Barbareskenstaat
Als Barbareskenstaaten wurden vom 16. bis zum frühen 19. Jahrhundert die Staaten in der als Barbarei bezeichneten Region, namentlich das Sultanat Marokko und die osmanischen Regentschaften Algier, Tunis und Tripolis, bezeichnet. Haupteinnahmequelle der Barbareskenstaaten war die Kaperei und damit einhergehend Menschenraub, Sklavenhandel und Lösegelderpressung, weshalb diese Staaten auch als Piraten- oder Seeräuberstaaten bezeichnet wurden. Modernen Schätzungen zufolge wurden in den Barbareskenstaaten zwischen 1530 und 1780 etwa 1,25 Millionen Menschen versklavt, die meisten davon durch Raubzüge an den Küsten Italiens, Spaniens und Portugals.[1] Die Zahl entspricht etwa einem Zehntel des transatlantischen Sklavenhandels. Die Klassifizierung als Piratenstaat war für die völkerrechtliche Frage entscheidend, ob die Regeln des zwischenstaatlichen Kriegsrechts auf diese Anwendung finden sollten oder nicht.[2]
Geschichte
Nachdem die Spanier 1492 mit dem Emirat von Granada das letzte muslimische Königreich in Westeuropa erobert hatten, siedelten sich aus Spanien geflohene Morisken im Maghreb an.
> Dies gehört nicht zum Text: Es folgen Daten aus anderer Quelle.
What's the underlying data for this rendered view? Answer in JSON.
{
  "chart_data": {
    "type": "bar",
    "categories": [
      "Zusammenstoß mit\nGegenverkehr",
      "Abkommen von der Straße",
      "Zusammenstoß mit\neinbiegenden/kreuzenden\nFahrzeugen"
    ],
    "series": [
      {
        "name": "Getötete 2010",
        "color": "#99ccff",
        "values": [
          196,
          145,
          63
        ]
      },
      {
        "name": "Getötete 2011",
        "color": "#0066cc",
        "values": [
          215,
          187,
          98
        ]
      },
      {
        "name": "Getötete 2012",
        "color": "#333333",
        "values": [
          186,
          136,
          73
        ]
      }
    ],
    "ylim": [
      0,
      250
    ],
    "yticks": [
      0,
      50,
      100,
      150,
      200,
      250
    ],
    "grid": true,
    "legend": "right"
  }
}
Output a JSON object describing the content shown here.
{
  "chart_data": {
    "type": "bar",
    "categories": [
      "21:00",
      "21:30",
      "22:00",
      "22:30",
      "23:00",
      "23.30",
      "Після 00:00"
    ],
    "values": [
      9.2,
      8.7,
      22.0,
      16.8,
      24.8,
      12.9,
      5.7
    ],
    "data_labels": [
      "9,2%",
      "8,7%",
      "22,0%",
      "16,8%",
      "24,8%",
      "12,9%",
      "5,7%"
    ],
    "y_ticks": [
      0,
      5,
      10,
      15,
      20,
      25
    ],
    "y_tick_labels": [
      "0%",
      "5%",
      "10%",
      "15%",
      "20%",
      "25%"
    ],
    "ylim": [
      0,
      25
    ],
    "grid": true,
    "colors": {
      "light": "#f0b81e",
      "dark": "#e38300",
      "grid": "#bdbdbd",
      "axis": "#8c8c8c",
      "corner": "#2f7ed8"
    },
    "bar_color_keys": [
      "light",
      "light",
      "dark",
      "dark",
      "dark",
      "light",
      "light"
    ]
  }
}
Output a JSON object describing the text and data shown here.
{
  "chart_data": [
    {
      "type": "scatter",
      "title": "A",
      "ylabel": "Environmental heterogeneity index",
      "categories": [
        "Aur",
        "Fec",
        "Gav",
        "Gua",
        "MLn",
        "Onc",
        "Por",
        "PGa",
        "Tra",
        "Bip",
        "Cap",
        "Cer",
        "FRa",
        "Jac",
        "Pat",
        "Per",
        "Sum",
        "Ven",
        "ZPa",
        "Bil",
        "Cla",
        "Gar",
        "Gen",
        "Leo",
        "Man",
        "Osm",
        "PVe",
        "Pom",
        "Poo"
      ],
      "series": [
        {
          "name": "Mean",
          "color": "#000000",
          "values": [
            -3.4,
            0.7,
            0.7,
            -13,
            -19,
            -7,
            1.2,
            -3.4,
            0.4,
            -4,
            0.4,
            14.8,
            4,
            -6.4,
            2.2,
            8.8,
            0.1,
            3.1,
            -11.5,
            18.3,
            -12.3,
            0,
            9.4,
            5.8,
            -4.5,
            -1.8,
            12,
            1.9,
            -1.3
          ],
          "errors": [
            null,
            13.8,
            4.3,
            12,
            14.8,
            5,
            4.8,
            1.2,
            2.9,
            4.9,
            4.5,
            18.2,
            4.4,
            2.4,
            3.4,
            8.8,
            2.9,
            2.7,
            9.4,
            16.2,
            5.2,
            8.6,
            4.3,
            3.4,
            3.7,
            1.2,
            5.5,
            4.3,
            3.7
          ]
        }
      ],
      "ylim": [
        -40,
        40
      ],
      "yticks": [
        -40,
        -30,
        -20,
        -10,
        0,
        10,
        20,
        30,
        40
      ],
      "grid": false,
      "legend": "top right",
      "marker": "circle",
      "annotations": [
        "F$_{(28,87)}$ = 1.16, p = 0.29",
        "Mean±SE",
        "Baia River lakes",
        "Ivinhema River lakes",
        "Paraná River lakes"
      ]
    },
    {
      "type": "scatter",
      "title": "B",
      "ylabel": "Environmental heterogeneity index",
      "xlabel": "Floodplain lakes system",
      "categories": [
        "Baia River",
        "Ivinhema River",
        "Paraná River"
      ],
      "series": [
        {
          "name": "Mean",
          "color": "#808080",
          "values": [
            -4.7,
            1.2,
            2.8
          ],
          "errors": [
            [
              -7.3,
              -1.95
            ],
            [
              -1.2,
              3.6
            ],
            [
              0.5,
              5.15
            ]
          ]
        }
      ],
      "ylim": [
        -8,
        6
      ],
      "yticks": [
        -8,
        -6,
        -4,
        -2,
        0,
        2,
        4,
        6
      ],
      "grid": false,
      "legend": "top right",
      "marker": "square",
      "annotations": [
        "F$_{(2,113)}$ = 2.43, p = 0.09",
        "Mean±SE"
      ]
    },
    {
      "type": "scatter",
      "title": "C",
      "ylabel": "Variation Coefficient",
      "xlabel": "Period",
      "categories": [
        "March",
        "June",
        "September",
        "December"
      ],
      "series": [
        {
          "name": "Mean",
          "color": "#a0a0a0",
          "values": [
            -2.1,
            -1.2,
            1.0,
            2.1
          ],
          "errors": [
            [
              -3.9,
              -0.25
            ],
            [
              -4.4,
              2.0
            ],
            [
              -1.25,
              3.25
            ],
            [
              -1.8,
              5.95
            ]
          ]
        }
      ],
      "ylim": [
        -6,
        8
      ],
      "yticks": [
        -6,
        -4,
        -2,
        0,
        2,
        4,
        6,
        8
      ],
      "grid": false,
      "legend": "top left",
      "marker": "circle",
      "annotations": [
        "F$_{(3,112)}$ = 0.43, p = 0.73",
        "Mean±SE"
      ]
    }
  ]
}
Zusammen mit einheimischen Arabern und Mauren rüsteten sie große Flotten aus und begannen von ihrer Basis Nordafrika aus als Korsaren einen permanenten Krieg gegen die christlichen Mittelmeermächte, insbesondere gegen deren Schifffahrt und Küsten. Damit erlebte die bereits seit Jahrhunderten im Mittelmeerraum verbreitete Piraterie einen gewaltigen Aufschwung. Die Barbaresken stießen bald in das Machtvakuum vor, das aus der anhaltenden Schwächephase der regionalen muslimischen Herrscherdynastien (Meriniden, Wattasiden in Marokko, Abdalwadiden in Algerien, Hafsiden in Tunesien) resultierte. Diese waren, von internen Machtkämpfen und Konflikten mit unruhigen Beduinen- und Berberstämmen zerrissen, in einen Zustand des staatlichen Zerfalls abgeglitten.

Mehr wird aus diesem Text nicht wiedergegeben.